Bitcoin 60-day RCV chart. Supply: CryptoQuant
The 60-day realized worth to market capitalization variance (RCV) is a metric that calculates the 60-day rolling common and customary deviation of BTC worth. In line with the metric, each time the RCV worth is beneath 0.30, it signifies a low-risk funding within the asset. A worth between 0.30-0.50 implies a impartial setting, and above 0.5 means a excessive sell-off danger.
The analyst pointed out that the metric has been traditionally correct in figuring out undervaluation and overvaluation traits for BTC, and the present normalized RCV worth presents a positive shopping for alternative based mostly on “historic risk-reward dynamics.” The BTC proponent added,
“Lengthy-term traders ought to think about scaling into BTC positions by way of a DCA technique as risk-adjusted circumstances stay optimum.”
In 2024, the RCV worth flashed a DCA sign between Might and July, the place Bitcoin fluctuated between $70,000 and $50,000. Thus, it's important to notice that the RCV doesn't sign a backside however highlights the low-risk, excessive likelihood of constructing positive factors in the long run.

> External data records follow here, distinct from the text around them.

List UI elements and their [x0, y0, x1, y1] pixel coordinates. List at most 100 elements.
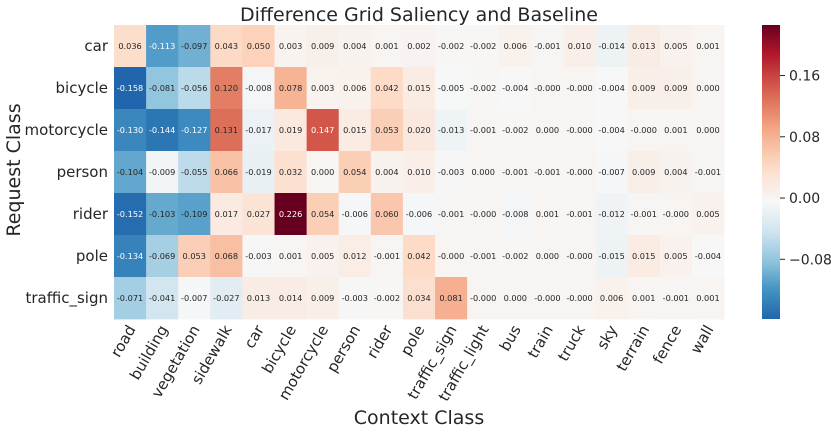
- heatmap-cell: [435, 109, 468, 152]
- colorbar: [762, 25, 780, 319]
- cell-value-label: -0.001: [374, 251, 400, 261]
- cell-value-label: -0.103: [149, 209, 175, 219]
- cell-value-label: 0.009: [632, 167, 655, 177]
- cell-value-label: 0.004: [343, 41, 366, 51]
- cell-value-label: -0.001: [438, 209, 464, 219]
- cell-value-label: -0.000: [566, 293, 592, 303]
- colorbar-tick-label: 0.00: [789, 191, 820, 207]
- column-label: rider: [363, 321, 397, 361]
- cell-value-label: -0.000: [438, 251, 464, 261]
- cell-value-label: -0.001: [502, 167, 528, 177]
- heatmap-cell: [338, 277, 372, 320]
- heatmap-cell: [659, 67, 693, 110]
- colorbar-tick-label: 0.16: [789, 69, 820, 85]
- cell-value-label: -0.001: [470, 251, 496, 261]
- column-label: train: [524, 322, 557, 361]
- column-label: truck: [554, 322, 589, 365]
- cell-value-label: -0.001: [631, 209, 657, 219]
- column-label: pole: [397, 322, 429, 359]
- cell-value-label: 0.005: [664, 251, 687, 261]
- cell-value-label: -0.007: [598, 167, 624, 177]
- heatmap-cell: [402, 235, 436, 278]
- cell-value-label: -0.003: [245, 251, 271, 261]
- heatmap-cell: [114, 67, 147, 110]
- y-axis-label: Request Class: [3, 103, 25, 236]
- cell-value-label: 0.009: [632, 83, 655, 93]
- cell-value-label: 0.068: [215, 251, 238, 261]
- heatmap-cell: [691, 235, 725, 278]
- cell-value-label: 0.000: [536, 125, 559, 135]
- cell-value-label: 0.027: [247, 209, 270, 219]
- heatmap-cell: [435, 193, 468, 236]
- heatmap-cell: [338, 151, 372, 194]
- heatmap-cell: [467, 151, 500, 194]
- cell-value-label: -0.005: [438, 83, 464, 93]
- heatmap-cell: [370, 67, 404, 110]
- heatmap-cell: [242, 235, 275, 278]
- cell-value-label: 0.014: [279, 293, 302, 303]
- cell-value-label: 0.000: [311, 167, 334, 177]
- row-label: traffic_sign: [26, 289, 109, 308]
- cell-value-label: 0.006: [504, 41, 527, 51]
- heatmap-cell: [370, 277, 404, 320]
- heatmap-cell: [370, 151, 404, 194]
- heatmap-cell: [306, 235, 340, 278]
- cell-value-label: -0.144: [149, 125, 175, 135]
- heatmap-cells: 0.036 -0.113 -0.097 0.043 0.050 0.003 0.009 0.0…: [114, 25, 725, 320]
- cell-value-label: -0.158: [117, 83, 143, 93]
- cell-value-label: -0.000: [631, 125, 657, 135]
- cell-value-label: 0.054: [343, 167, 366, 177]
- cell-value-label: -0.001: [470, 125, 496, 135]
- cell-value-label: -0.002: [470, 83, 496, 93]
- cell-value-label: -0.134: [117, 251, 143, 261]
- heatmap-cell: [531, 67, 564, 110]
- heatmap-cell: [146, 193, 179, 236]
- cell-value-label: -0.001: [663, 293, 689, 303]
- heatmap-cell: [627, 109, 661, 152]
- heatmap-cell: [338, 25, 372, 68]
- cell-value-label: -0.003: [342, 293, 368, 303]
- cell-value-label: -0.027: [213, 293, 239, 303]
- heatmap-cell: [467, 67, 500, 110]
- cell-value-label: -0.041: [149, 293, 175, 303]
- cell-value-label: -0.013: [438, 125, 464, 135]
- cell-value-label: 0.036: [118, 41, 141, 51]
- row-label: person: [57, 163, 108, 181]
- cell-value-label: 0.042: [375, 83, 398, 93]
- heatmap-cell: [659, 151, 693, 194]
- cell-value-label: 0.042: [407, 251, 430, 261]
- cell-value-label: 0.120: [215, 83, 238, 93]
- heatmap-cell: [146, 67, 179, 110]
- cell-value-label: -0.012: [598, 209, 624, 219]
- cell-value-label: -0.069: [149, 251, 175, 261]
- cell-value-label: 0.001: [632, 293, 655, 303]
- cell-value-label: -0.004: [502, 83, 528, 93]
- heatmap-cell: [691, 109, 725, 152]
- column-label: wall: [687, 322, 717, 357]
- cell-value-label: -0.009: [149, 167, 175, 177]
- heatmap-cell: [531, 193, 564, 236]
- heatmap-cell: [531, 277, 564, 320]
- heatmap-cell: [659, 277, 693, 320]
- cell-value-label: -0.002: [438, 41, 464, 51]
- cell-value-label: 0.003: [311, 83, 334, 93]
- cell-value-label: -0.001: [566, 209, 592, 219]
- cell-value-label: 0.131: [215, 125, 238, 135]
- heatmap-cell: [691, 67, 725, 110]
- cell-value-label: -0.055: [181, 167, 207, 177]
- heatmap-cell: [595, 235, 629, 278]
- heatmap-cell: [402, 25, 436, 68]
- heatmap-cell: [370, 193, 404, 236]
- cell-value-label: 0.078: [279, 83, 302, 93]
- heatmap-cell: [242, 193, 275, 236]
- heatmap-cell: [499, 151, 532, 194]
- heatmap-cell: [563, 109, 596, 152]
- heatmap-cell: [370, 109, 404, 152]
- cell-value-label: 0.010: [568, 41, 591, 51]
- cell-value-label: -0.000: [470, 293, 496, 303]
- cell-value-label: 0.004: [375, 167, 398, 177]
- cell-value-label: 0.019: [279, 125, 302, 135]
- heatmap-cell: [402, 151, 436, 194]
- cell-value-label: 0.226: [279, 209, 302, 219]
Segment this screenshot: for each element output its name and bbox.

Crypto analyst Yonsei Dent pointed out that Bitcoin’s short-term holder SOPR (Spent Output Revenue Ratio), which screens realized revenue or losses, had reached a pointy deviation beneath the decrease Bolling Band.

Bitcoin SOPR vary deviation information. Supply: CryptoQuant
Based mostly on such deviations, BTC has registered a short-term rebound between 8%-42%, with recoveries additionally evident throughout the 2022 bear market.
Related: How low can the Bitcoin price go?
Bitcoin wallets with 10+ BTC dump 6,813 cash
Information from Santiment means that BTC’s worth has been correlated with the buildup and distribution habits of wallets holding 10+ BTC. Each time these addresses accumulate, Bitcoin progressively will increase in worth.

Bitcoin whales and sharks accumulation chart by Santiment. Supply: X.com
Santiment additionally highlighted that the “key stakeholders” have dumped roughly 6,813 BTC over the previous week, its most intensive distribution since July 2024.
Equally, Ki-Younger Ju pointed out that Bitcoin’s spot ETF demand is weak, suggesting {that a} “worth restoration may take a while.”
Related: Is BTC price about to fill a $78K Bitcoin futures gap?
This text doesn't include funding recommendation or suggestions. Each funding and buying and selling transfer includes danger, and readers ought to conduct their very own analysis when making a call.